The spinning wheel, the ticking clock or the hourglass - a familiar icon for waiting is now a pervasive theme for a culture that increasingly relies on digital processors in daily activities. The Intel Corporation has coined a new

term in technology: the "Hourglass Syndrome," not a real syndrome or medical condition but "a term coined by Intel to describe the situation that many consumers face while waiting for their technology to keep up with the speed of life," as covered in PCB007's coverage of their new findings.
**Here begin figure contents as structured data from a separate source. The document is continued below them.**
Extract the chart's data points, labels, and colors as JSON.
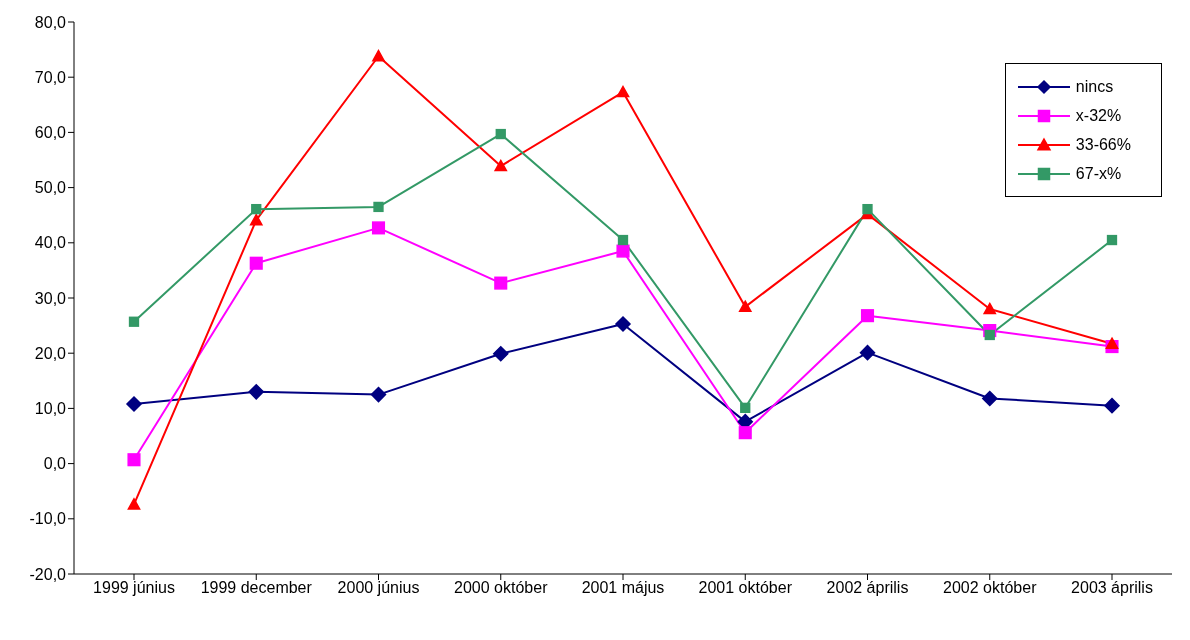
{
  "chart_data": {
    "type": "line",
    "categories": [
      "1999 június",
      "1999 december",
      "2000 június",
      "2000 október",
      "2001 május",
      "2001 október",
      "2002 április",
      "2002 október",
      "2003 április"
    ],
    "series": [
      {
        "name": "nincs",
        "color": "#000080",
        "marker": "diamond",
        "values": [
          10.8,
          13.0,
          12.5,
          19.9,
          25.3,
          7.6,
          20.1,
          11.8,
          10.5
        ]
      },
      {
        "name": "x-32%",
        "color": "#ff00ff",
        "marker": "square",
        "values": [
          0.7,
          36.3,
          42.7,
          32.7,
          38.5,
          5.6,
          26.8,
          24.1,
          21.2
        ]
      },
      {
        "name": "33-66%",
        "color": "#ff0000",
        "marker": "triangle",
        "values": [
          -7.4,
          44.1,
          73.8,
          53.9,
          67.3,
          28.4,
          45.2,
          28.0,
          21.7
        ]
      },
      {
        "name": "67-x%",
        "color": "#339966",
        "marker": "square",
        "values": [
          25.7,
          46.1,
          46.5,
          59.7,
          40.5,
          10.1,
          46.1,
          23.3,
          40.5
        ]
      }
    ],
    "ylim": [
      -20,
      80
    ],
    "yticks": [
      {
        "value": -20,
        "label": "-20,0"
      },
      {
        "value": -10,
        "label": "-10,0"
      },
      {
        "value": 0,
        "label": "0,0"
      },
      {
        "value": 10,
        "label": "10,0"
      },
      {
        "value": 20,
        "label": "20,0"
      },
      {
        "value": 30,
        "label": "30,0"
      },
      {
        "value": 40,
        "label": "40,0"
      },
      {
        "value": 50,
        "label": "50,0"
      },
      {
        "value": 60,
        "label": "60,0"
      },
      {
        "value": 70,
        "label": "70,0"
      },
      {
        "value": 80,
        "label": "80,0"
      }
    ],
    "grid": false,
    "legend": "top right",
    "line_style": "solid"
  }
}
A July 2010 technology online study conducted by Harris Interactive and sponsored by Intel, documented just how commonly computer users lose their patience:

eight out of 10 (80%) U.S. adults get frustrated waiting for technology
about half (51% have done something out of character when frustrated while waiting for technology
of those who admitted acting inappropriately while waiting, 62% of U.S. adults admit to yelling or cursing out loud when their technology can't keep up with them, while others hit their computer mouse (29%) or bang on their computer screen and keyboard (24%)
of those who have acted or seen someone act inappropriately in public due to frustrations with technology, 70% saw strangers, 46% have seen family or friends and 33% have seen co-workers act out in frustration while waiting for technology

Not only does uncooperative technology increase stress, frustration, and even violence in users, it causes people to miss out on non-digital activities. Because they were waiting for their computer, more than one third of U.S. adults (35%) said that they missed out on something, such as losing an opportunity to participate in an online sale (13%), or purchase an airline, concert or sporting event ticket.

Intel ties this study into the launch of their 2010 Intel Core processors, which promise to assuage the Hourglass Syndrome with the promise of smarter technology, higher speeds and saved energy. Intel's psychology expert Cooper Lawrence also recommends taking stress-management measures.